The 1966 novel Hard Rain Falling by Don Carpenter is an extremely well regarded "forgotten work" of American realist fiction, highly praised by lovers of classic crime novels and scholars of Northwest literature. The book was recently reprinted by the ever reliable New York Review Books, and I've been looking for an open window of time in which to start reading it. I'm even more eager to crack it open after reading George Pelacanos' appreciative essay in a recent edition of The Rumpus.
[Hard Rain Falling] is the kind of infrequent reading experience that can only be described as a revelation.
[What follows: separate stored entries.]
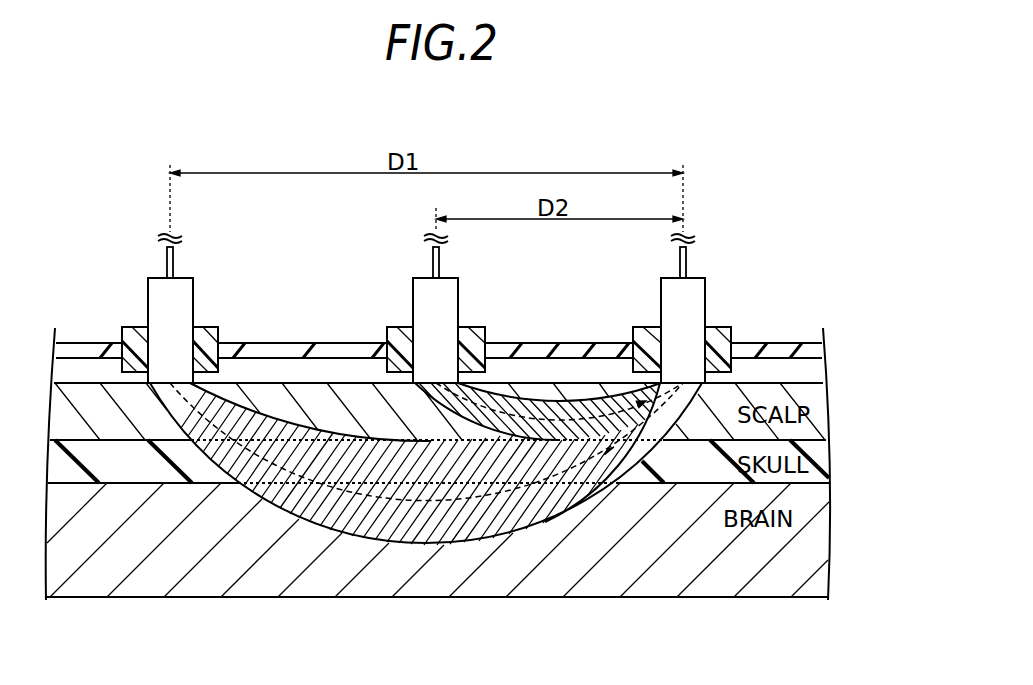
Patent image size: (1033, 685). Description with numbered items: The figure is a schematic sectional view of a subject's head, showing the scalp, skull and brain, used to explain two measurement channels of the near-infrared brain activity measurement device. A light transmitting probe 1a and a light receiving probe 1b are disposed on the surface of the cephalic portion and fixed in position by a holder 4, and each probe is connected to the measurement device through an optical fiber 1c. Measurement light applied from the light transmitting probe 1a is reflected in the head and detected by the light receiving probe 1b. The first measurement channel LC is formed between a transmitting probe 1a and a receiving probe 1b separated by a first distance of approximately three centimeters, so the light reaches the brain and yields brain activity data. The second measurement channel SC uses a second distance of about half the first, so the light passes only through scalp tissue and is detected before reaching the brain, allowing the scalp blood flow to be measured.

The light transmitting probe 1a is at (180, 305).
The light receiving probe 1b is at (668, 305).
The optical fiber 1c is at (177, 265).
The holder 4 is at (778, 342).
The second measurement channel SC is at (553, 408).
The first measurement channel LC is at (337, 487).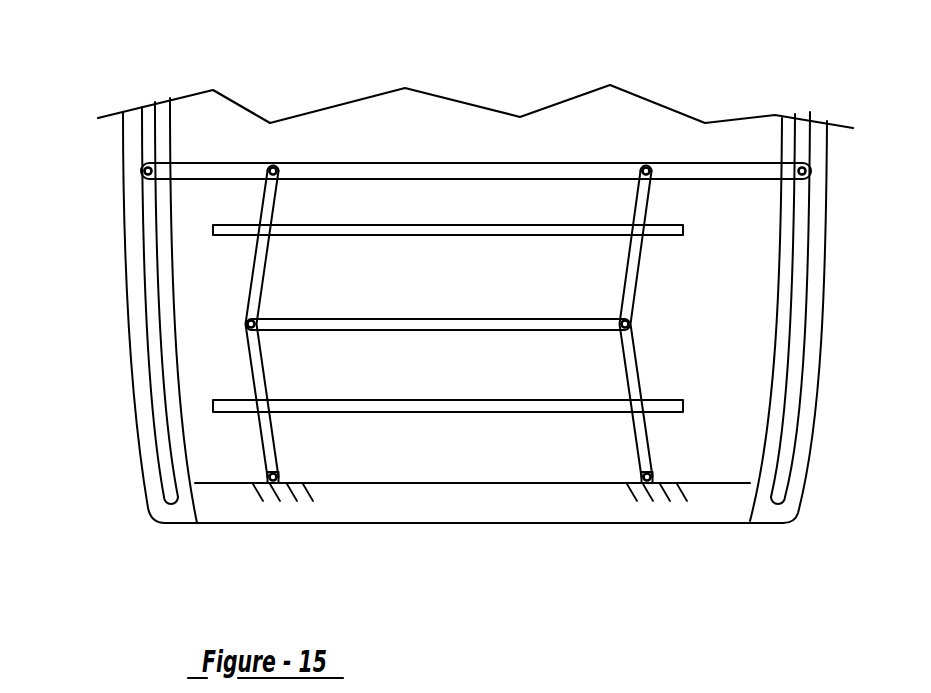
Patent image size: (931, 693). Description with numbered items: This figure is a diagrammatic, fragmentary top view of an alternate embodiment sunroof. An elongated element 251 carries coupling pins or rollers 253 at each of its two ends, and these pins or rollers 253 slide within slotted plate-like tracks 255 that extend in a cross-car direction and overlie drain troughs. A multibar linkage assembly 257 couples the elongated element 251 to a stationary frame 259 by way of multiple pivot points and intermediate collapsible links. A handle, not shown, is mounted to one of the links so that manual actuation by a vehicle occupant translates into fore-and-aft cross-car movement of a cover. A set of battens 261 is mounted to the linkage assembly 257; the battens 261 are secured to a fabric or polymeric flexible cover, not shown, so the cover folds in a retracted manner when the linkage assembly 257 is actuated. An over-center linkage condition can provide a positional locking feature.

The elongated element 251 is at (363, 172).
The coupling pins or rollers 253 is at (143, 172).
The slotted plate-like tracks 255 is at (145, 440).
The multibar linkage assembly 257 is at (648, 320).
The stationary frame 259 is at (462, 508).
The battens 261 is at (447, 228).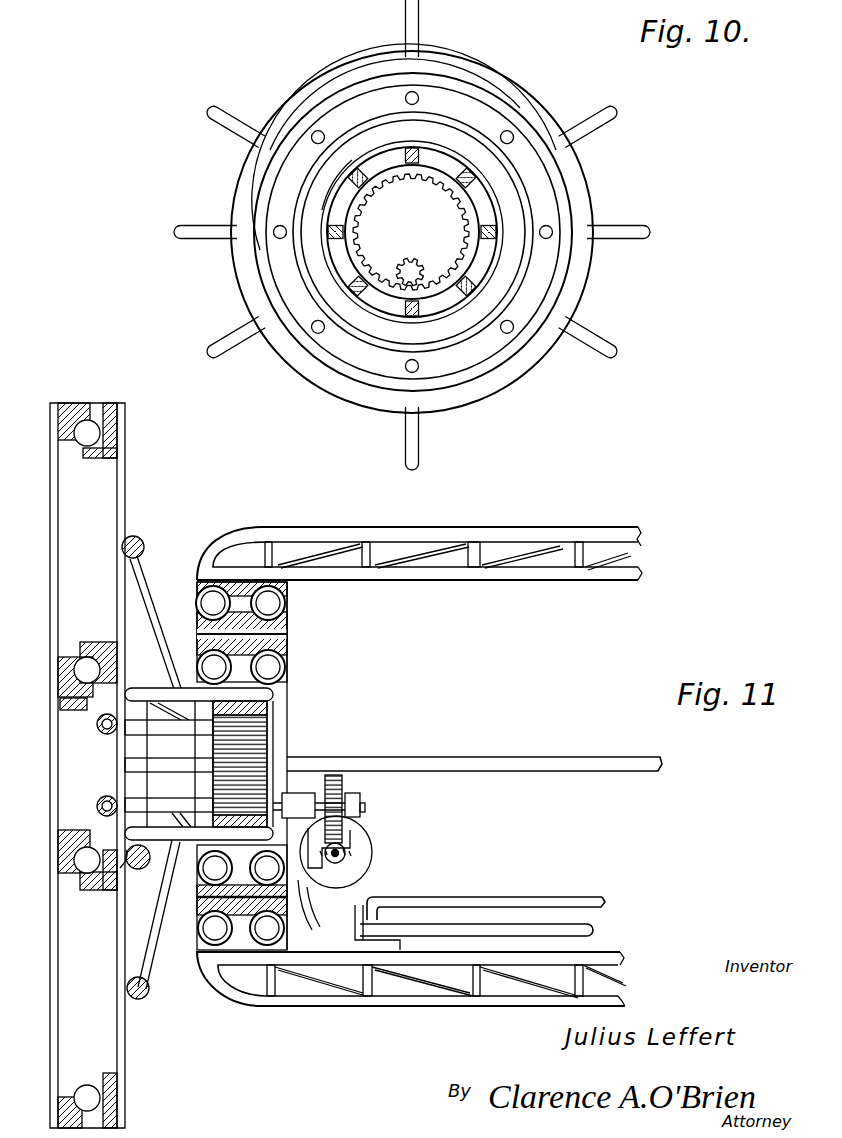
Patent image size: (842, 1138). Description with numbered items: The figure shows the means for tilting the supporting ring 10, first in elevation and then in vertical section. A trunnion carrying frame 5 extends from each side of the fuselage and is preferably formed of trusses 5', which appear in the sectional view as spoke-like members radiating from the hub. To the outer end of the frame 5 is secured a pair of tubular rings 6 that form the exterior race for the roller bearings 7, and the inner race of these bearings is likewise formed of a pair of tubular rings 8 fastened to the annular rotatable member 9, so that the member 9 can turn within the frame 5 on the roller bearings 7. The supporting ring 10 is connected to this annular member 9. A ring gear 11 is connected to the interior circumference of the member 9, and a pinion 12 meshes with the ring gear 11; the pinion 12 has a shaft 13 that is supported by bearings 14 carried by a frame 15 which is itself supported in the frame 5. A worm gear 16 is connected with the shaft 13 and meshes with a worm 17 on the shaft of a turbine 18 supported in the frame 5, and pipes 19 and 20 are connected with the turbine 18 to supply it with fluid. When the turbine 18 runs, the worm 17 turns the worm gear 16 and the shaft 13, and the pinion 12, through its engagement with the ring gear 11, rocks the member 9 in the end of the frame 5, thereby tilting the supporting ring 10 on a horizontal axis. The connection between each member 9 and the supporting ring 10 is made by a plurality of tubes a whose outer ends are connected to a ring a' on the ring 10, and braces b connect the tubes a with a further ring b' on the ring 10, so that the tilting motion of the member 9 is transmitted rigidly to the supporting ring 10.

In FIG. 10, the trunnion carrying frame 5 is at (426, 235).
In FIG. 11, the trunnion carrying frame 5 is at (616, 502).
In FIG. 11, the trusses 5' is at (419, 530).
In FIG. 10, the tubular rings 6 is at (486, 358).
In FIG. 11, the tubular rings 6 is at (208, 605).
In FIG. 10, the roller bearings 7 is at (408, 369).
In FIG. 11, the roller bearings 7 is at (197, 628).
In FIG. 10, the tubular rings 8 is at (497, 314).
In FIG. 11, the tubular rings 8 is at (293, 663).
In FIG. 10, the annular rotatable member 9 is at (413, 232).
In FIG. 11, the annular rotatable member 9 is at (290, 698).
In FIG. 11, the supporting ring 10 is at (108, 765).
In FIG. 10, the ring gear 11 is at (466, 246).
In FIG. 10, the pinion 12 is at (412, 264).
In FIG. 11, the pinion 12 is at (230, 800).
In FIG. 11, the shaft 13 is at (326, 778).
In FIG. 11, the bearings 14 is at (355, 801).
In FIG. 11, the frame 15 is at (353, 847).
In FIG. 11, the worm gear 16 is at (340, 783).
In FIG. 11, the worm 17 is at (322, 905).
In FIG. 11, the turbine 18 is at (370, 853).
In FIG. 11, the pipe 19 is at (527, 897).
In FIG. 11, the pipe 20 is at (563, 927).
In FIG. 10, the tubes a is at (412, 241).
In FIG. 11, the tubes a is at (108, 893).
In FIG. 11, the ring a' is at (159, 870).
In FIG. 11, the braces b is at (156, 762).
In FIG. 11, the ring b' is at (160, 1005).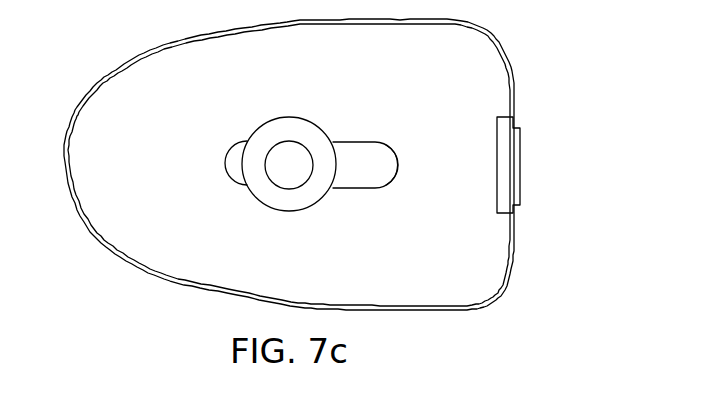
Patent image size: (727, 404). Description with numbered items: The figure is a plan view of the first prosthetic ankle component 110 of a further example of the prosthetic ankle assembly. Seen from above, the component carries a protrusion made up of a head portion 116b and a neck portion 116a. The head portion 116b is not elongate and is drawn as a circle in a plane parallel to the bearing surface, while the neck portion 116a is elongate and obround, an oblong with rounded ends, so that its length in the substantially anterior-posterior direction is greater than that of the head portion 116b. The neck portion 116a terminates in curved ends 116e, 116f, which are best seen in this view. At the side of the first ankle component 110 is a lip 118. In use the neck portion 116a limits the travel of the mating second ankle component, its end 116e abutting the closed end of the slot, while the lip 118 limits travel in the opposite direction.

Inexplicably long out of print, its republication by New York Review Books is cause for celebration...
Having escaped from his orphanage, [protagonist Jack Levitt] now runs with a group of hard teenagers who hang on the corner of Broadway and Yamhill in Portland, Oregon...Carpenter’s descriptions of pool halls and the intricacies of various billiard games are top shelf, as are his tours of the rooming houses, diners, and boxing arenas of the Pacific Northwest. After an incident involving a break-in, Jack is sent to reform school in Woodburn...Jack’s next stop is a stint in the state mental institution in Salem. He is released, boxes semi-professionally, does jail time in Peckham County, Idaho for “rolling a drunk,” and gets work in eastern Oregon, “bucking logs for a wildcat outfit.”
“I’m an atheist,” said Carpenter, in a 1975 interview. “I don’t see any moral superstructure to the universe at all. I consider my work optimistic in that the people, during the period I’m writing about them, are experiencing intense emotion. It is my belief that this is all there is to it. There is nothing beyond this.”